Keiner hatte nun noch irgendwelche Bedenken, dem Biber zu folgen, und selbst Edmund war bei dem Wort »Essen« wie erlöst. So wanderten sie hinter ihrem neuen Freund her. Er führte sie mit erstaunlicher Geschwindigkeit über eine Stunde lang durch das tiefste Dickicht des Waldes.

Alle fühlten sich müde und sehr hungrig, als es endlich steil bergab ging und die Bäume vor ihnen spärlicher wurden. Die Sonne schien noch, und sie hatten eine wunderbare Aussicht, denn sie standen am Rande einer steil abfallenden, schmalen Schlucht. Unter ihnen lag ein breiter Fluß, der jedoch zur Zeit gefroren war. Über diesen Fluß war ein Damm gebaut, und nun erinnerten sie sich, daß Biber immer Dämme bauen. Sicherlich hatte ihn der Herr Biber selbst gebaut. Er sah auch sehr befriedigt aus, genauso wie Menschen aussehen, wenn man ihre selbstangelegten Gärten besichtigt. Aus purer Höflichkeit sagte Suse: »Ein herrlicher Damm!« Und diesmal machte der Herr Biber nicht »Pst!«, sondern meinte: »Ach, nur eine Kleinigkeit, eine Lappalie! Er ist ja noch nicht einmal richtig fertig.«

Oberhalb des Dammes war ein tiefes Loch, ein Tümpel, der allerdings jetzt ebenfalls mit grünem Eis bedeckt war, und unterhalb des Dammes in der Tiefe war noch mehr Eis, das aber war nicht glatt gefroren, sondern wellenartig, wie es das Wasser gewesen war, als der Frost plötzlich eingesetzt hatte. Wo vor dem Frost das Wasser über die Ufer geschäumt war, sahen sie einen glitzernden Kranz von Eiszapfen, als sei der Damm über und über mit Blumen bedeckt, mit Kränzen und Girlanden aus klarem Zucker.

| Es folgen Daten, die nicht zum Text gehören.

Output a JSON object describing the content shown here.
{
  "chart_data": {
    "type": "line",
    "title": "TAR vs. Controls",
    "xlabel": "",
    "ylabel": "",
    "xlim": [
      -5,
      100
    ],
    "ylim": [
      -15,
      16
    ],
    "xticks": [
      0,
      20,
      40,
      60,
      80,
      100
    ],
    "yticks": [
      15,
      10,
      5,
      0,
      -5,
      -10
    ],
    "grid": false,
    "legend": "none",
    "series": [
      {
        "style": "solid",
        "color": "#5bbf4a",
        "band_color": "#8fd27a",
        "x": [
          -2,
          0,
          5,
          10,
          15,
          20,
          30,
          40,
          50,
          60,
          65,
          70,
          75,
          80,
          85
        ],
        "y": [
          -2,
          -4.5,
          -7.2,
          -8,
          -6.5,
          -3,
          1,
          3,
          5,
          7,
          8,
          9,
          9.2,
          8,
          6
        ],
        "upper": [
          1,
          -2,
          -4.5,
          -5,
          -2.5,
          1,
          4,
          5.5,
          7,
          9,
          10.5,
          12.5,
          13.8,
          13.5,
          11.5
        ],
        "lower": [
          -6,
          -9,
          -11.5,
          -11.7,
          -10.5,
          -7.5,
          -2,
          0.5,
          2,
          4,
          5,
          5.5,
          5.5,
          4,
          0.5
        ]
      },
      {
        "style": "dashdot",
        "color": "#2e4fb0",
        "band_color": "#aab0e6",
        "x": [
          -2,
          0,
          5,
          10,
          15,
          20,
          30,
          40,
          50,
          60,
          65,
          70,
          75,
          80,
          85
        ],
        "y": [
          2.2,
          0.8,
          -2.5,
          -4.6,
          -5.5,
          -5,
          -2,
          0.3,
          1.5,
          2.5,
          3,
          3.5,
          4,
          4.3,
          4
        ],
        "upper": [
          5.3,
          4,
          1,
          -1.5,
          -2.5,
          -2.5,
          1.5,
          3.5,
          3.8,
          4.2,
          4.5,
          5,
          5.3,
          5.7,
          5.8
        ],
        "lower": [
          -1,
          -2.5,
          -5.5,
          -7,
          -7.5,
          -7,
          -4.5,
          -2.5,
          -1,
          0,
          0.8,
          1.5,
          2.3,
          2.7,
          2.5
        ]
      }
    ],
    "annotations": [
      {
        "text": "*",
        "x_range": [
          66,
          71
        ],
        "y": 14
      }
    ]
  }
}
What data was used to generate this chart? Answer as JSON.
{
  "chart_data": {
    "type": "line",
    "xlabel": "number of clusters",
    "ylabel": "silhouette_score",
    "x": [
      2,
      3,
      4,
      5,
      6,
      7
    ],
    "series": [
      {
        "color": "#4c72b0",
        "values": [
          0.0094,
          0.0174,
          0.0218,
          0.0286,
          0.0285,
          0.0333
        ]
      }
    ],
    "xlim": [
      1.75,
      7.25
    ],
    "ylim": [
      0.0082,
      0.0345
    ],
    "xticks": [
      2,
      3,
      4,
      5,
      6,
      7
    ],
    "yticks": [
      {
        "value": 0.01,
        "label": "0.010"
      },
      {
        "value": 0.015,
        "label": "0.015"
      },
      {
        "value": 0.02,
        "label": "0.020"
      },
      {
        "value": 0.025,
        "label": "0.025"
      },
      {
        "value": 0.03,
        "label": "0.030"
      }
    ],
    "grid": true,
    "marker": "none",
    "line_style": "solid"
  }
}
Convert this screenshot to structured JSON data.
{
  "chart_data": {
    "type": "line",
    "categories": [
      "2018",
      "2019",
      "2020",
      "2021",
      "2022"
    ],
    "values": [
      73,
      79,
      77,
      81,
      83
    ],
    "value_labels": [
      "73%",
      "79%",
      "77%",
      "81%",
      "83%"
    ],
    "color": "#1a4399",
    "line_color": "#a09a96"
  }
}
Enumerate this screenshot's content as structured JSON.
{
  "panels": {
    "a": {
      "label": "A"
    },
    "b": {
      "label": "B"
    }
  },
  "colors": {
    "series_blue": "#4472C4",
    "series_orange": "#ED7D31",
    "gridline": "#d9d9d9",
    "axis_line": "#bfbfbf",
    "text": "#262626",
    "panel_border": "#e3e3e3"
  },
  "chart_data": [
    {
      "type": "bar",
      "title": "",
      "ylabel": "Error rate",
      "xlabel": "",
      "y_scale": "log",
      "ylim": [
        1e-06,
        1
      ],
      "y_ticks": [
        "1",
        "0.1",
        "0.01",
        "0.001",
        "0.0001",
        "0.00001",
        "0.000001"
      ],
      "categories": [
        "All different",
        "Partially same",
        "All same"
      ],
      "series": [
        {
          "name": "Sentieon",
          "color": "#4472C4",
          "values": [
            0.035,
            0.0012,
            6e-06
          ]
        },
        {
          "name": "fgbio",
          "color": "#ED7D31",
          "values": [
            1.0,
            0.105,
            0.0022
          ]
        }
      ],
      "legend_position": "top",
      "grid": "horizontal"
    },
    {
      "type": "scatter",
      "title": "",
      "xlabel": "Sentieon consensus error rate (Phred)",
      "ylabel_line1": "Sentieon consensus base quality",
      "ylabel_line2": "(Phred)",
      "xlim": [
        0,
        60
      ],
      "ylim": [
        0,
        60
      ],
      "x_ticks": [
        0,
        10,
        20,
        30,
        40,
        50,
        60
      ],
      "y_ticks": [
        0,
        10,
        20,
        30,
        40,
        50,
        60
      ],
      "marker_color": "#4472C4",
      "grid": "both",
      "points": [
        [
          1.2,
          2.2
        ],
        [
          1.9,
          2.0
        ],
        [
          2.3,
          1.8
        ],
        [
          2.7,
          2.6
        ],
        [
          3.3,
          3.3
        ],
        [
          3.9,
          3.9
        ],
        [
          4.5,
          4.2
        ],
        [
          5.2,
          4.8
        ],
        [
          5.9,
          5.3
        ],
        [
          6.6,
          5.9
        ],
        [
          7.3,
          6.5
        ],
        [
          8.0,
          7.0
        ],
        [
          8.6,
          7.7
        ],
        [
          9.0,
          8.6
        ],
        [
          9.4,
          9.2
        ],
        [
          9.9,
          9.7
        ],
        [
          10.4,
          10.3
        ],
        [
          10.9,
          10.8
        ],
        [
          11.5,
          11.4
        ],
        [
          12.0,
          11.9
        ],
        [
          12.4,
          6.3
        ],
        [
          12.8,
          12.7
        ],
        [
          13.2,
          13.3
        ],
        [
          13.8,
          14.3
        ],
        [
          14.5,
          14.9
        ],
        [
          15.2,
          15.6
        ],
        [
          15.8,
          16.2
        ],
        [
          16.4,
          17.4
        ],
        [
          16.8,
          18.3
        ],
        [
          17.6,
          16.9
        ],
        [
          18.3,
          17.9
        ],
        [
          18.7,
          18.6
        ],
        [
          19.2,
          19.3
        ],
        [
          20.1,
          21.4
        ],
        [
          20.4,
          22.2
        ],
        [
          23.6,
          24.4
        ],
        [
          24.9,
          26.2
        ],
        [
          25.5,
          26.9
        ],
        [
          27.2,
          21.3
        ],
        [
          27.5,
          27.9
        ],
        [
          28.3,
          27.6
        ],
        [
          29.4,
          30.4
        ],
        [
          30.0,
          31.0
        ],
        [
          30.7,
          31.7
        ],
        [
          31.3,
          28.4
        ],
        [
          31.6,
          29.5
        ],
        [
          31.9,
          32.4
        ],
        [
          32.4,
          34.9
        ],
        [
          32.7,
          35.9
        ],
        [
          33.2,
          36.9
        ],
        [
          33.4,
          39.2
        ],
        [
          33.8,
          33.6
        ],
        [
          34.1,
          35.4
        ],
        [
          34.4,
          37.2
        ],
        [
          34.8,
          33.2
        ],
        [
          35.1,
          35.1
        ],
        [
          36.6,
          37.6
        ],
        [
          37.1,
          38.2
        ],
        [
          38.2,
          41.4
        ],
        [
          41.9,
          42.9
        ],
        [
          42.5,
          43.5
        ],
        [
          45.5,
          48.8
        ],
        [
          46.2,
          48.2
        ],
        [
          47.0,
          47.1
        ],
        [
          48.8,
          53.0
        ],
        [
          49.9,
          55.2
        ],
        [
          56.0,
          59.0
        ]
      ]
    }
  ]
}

Oben auf dem Damm stand in der Mitte ein drolliges, kleines Haus. Es glich mehr einem riesigen Bienenkorb.

Durch ein Loch im Dach stieg Rauch. Jeder, zumal wenn er hungrig war, wußte gleich: Da wird gekocht, und fühlte sich noch hungriger als zuvor.

Peter, Suse und Lucy sahn eigentlich nur das, doch Edmund beobachtete noch etwas anderes. Am untern Lauf des Flusses kam aus einem kleinen Seitental ein anderer, schmalerer Fluß, der in ihn mündete. Edmund warf einen Blick auf dieses Tal und konnte sogleich die zwei Hügel erkennen. Das waren wohl jene beiden Hügel, von denen die Zauberin gesprochen hatte, als er sich neulich am Laternenpfahl von ihr verabschiedete. Zwischen diesen Hügeln also, nur einige hundert Meter von hier entfernt, mußte, so nahm er an, ihr Schloß liegen. Er dachte wieder an den türkischen Honig und erinnerte sich, daß er König werden sollte. Ich bin begierig, was Peter dazu sagen würde, fuhr es ihm durch den Sinn, und abscheuliche Gedanken stiegen in ihm auf.

»Da sind wir«, sagte der Biber. »Es sieht mir ganz so aus, als erwarte uns die Frau Biberin. Ich werde vorausgehn. Aber bitte gebt gut acht, daß ihr mir nicht ausrutscht.«

Der Damm war wohl breit genug zum Gehn, aber nicht gerade ein schöner Spazierweg für Menschen; er war vereist, zudem war der Tümpel nur auf einer Seite gleich hoch wie der Damm, auf der andern Seite stürzte er jäh zum tiefergelegenen Fluß ab. Der Biber führte sie einzeln im Gänsemarsch. Vom Damm aus sahen sie weit stromaufwärts und stromabwärts, und als sie die Mitte erreicht hatten, standen sie an der Haustür.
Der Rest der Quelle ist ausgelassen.